BGH v. 19.2.2025 - XII ZB 377/24
Unzulässige Zwangsvollstreckung: Kein erneuter Beginn der Verjährung infolge einer Vollstreckungshandlung
Der erneute Beginn der Verjährung infolge einer Vollstreckungshandlung gilt nach § 212 Abs. 2 BGB als nicht eingetreten, wenn die Zwangsvollstreckung aus dem zugrundeliegenden Titel nach § 767 ZPO mangels hinreichender Bestimmtheit der Tenorierung rechtskräftig für unzulässig erklärt worden ist. Innerhalb von sechs Monaten nach Eintritt der Rechtskraft dieser Entscheidung hat der Gläubiger in analoger Anwendung des § 204 Abs. 2 Satz 1 BGB die Möglichkeit, durch weitere Maßnahmen zur Rechtsverfolgung den Verjährungseintritt zu verhindern.
Der Sachverhalt:
Gegenstand des Verfahrens ist ein Vollstreckungsabwehrantrag, mit dem der Antragsteller die Verjährung übergegangener Kindesunterhaltsansprüche einwendet, die zugunsten des Antragsgegners tituliert sind. Der Antragsteller ist Vater zweier Kinder, für die der Antragsgegner (ein Jobcenter) im Zeitraum von Januar 2008 bis August 2016 Leistungen zur Sicherung des Lebensunterhalts nach dem SGB II erbrachte. Durch ein rechtskräftiges Versäumnisurteil vom 1.9.2008 wurde der Antragsteller verpflichtet, Kindesunterhalt aus übergegangenem Recht an den Antragsgegner zu zahlen. Nach Erlass dieses Urteils ergriff der Antragsgegner verschiedene Maßnahmen zur Vollstreckung der titulierten Unterhaltsansprüche.

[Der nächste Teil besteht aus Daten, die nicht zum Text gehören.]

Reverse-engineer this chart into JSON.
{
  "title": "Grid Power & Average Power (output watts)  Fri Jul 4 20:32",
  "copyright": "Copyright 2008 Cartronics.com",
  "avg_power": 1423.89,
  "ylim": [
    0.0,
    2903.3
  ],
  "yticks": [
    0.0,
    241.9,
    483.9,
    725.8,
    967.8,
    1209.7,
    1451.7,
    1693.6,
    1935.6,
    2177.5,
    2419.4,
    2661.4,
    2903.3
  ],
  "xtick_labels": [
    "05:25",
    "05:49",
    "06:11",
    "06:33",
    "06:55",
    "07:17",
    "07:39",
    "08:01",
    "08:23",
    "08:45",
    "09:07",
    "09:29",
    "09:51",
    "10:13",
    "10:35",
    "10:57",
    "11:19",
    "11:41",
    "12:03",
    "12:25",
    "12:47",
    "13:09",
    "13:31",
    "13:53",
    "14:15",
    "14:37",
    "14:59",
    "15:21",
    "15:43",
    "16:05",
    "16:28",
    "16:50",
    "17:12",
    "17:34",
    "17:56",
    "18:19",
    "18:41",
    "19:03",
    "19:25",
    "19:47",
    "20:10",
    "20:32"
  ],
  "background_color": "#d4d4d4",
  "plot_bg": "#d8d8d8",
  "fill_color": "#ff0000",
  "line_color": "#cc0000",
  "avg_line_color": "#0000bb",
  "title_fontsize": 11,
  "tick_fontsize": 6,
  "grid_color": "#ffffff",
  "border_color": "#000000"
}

Am 26.2.2020 wandte sich der Antragsteller mit einem (ersten) Vollstreckungsabwehrantrag gegen die Zwangsvollstreckung aus dem genannten Versäumnisurteil. Durch rechtskräftigen Beschluss des OLG vom 22.6.2021 wurde die Zwangsvollstreckung aus diesem Urteil wegen Unbestimmtheit der Tenorierung für unzulässig erklärt. Daraufhin beantragte der Antragsgegner am 15.7.2021 in einem weiteren Verfahren die Feststellung des vollstreckungsfähigen Inhalts des Versäumnisurteils. Durch Beschluss des OLG vom 2.9.2022 wurde festgestellt, dass der Antragsteller aus diesem Urteil ab dem 1.8.2008 zur Zahlung des Mindestunterhalts für beide Kinder abzgl. des hälftigen Kindergeldes an den Antragsgegner verpflichtet ist. Nachdem der Antragsgegner am 13.10.2022 den Erlass eines Pfändungs- und Überweisungsbeschlusses beantragt hatte, stellte der Antragsteller den vorliegenden Vollstreckungsabwehrantrag und erhob die Einrede der Verjährung.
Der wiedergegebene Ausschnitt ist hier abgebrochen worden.